My best music happens when I don't think- when caution is thrown to the wind and the whirlwind starts and I feel like I wake up at the end with a song. When one of those songs is good, it can feel like some kind of benevolent spirit showed up in the studio and threw some real art onto my flash drive. Of course, when there's little control exercised on process (and that's the point), the chaff to wheat ratio can be higher, especially when outside influences (lack of sleep, long hours at work, stress) kick in.

For a long while, I was very protective of my creative outputs. Each one, from an album down to a sketch, felt sacrosanct. When time or focus wasn't available to finish one, or ten, or a hundred unpolished ideas, I began to feel like a deadbeat dad. How DARE I loose these new things on the world without so much as the courtesy to give them all of their limbs, and never call, on top of that? The weight of work left behind began to really get oppressive.

Reading Bird By Bird, just that page or two, has given me a new outlook on that chaff. I still love many of these little failed jalopies, but I no longer linger with them or allow their bulk to get in the way of more throughput.
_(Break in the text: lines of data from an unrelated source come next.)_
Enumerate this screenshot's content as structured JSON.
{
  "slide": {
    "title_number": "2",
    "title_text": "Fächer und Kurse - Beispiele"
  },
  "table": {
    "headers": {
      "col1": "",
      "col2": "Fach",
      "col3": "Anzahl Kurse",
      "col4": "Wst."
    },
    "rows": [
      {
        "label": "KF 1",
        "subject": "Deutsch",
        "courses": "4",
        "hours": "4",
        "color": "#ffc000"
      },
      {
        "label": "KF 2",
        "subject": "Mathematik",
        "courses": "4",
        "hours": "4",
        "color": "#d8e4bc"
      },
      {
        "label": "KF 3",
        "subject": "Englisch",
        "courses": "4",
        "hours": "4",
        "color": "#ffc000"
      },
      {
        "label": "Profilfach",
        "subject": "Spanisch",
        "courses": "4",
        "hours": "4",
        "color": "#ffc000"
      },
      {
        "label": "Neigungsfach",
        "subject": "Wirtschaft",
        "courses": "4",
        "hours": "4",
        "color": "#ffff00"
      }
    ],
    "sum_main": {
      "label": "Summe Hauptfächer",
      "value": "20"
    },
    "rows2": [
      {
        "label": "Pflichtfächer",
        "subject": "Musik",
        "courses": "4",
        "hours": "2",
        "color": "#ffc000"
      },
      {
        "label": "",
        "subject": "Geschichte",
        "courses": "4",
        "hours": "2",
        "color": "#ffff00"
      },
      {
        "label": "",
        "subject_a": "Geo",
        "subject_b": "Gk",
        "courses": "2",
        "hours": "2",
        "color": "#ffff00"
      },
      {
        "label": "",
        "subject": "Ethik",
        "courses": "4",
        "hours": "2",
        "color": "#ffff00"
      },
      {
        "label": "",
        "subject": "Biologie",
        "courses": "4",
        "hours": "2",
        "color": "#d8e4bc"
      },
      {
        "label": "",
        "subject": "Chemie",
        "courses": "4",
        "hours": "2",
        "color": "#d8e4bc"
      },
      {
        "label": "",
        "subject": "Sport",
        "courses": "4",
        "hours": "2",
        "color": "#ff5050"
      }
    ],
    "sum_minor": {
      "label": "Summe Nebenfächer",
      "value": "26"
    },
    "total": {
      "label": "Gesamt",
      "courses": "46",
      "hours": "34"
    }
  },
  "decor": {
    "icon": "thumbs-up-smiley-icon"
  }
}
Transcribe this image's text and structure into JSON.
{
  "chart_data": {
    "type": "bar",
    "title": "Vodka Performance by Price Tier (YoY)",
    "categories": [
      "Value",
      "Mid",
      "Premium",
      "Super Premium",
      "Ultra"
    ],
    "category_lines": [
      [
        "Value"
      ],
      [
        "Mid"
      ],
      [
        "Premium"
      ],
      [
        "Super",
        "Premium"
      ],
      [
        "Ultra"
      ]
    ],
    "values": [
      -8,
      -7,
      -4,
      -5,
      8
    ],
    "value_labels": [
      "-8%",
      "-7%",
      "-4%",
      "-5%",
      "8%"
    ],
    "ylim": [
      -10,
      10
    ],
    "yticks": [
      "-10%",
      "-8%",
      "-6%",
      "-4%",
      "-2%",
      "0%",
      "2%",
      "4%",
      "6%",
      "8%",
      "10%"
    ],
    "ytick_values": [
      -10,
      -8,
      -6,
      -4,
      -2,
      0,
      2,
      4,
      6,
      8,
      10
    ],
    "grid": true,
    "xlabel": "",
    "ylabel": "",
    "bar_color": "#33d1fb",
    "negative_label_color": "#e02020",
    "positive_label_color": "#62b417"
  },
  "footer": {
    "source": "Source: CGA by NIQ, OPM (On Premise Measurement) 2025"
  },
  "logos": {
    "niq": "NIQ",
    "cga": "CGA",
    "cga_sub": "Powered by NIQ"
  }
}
They were tools, and some of them are a fun listen now and then, but diamonds they aren't.

So, we must persevere, onward and upward, hand in hand with the fittest ideas- and a tip of the hat to the brave but lesser ones that were selected out of the pool. Regular creative throughput tips the scales in your advantage, keeps the bearings smooth, and quells fear, letting you, once again, surprise yourself. Breathe.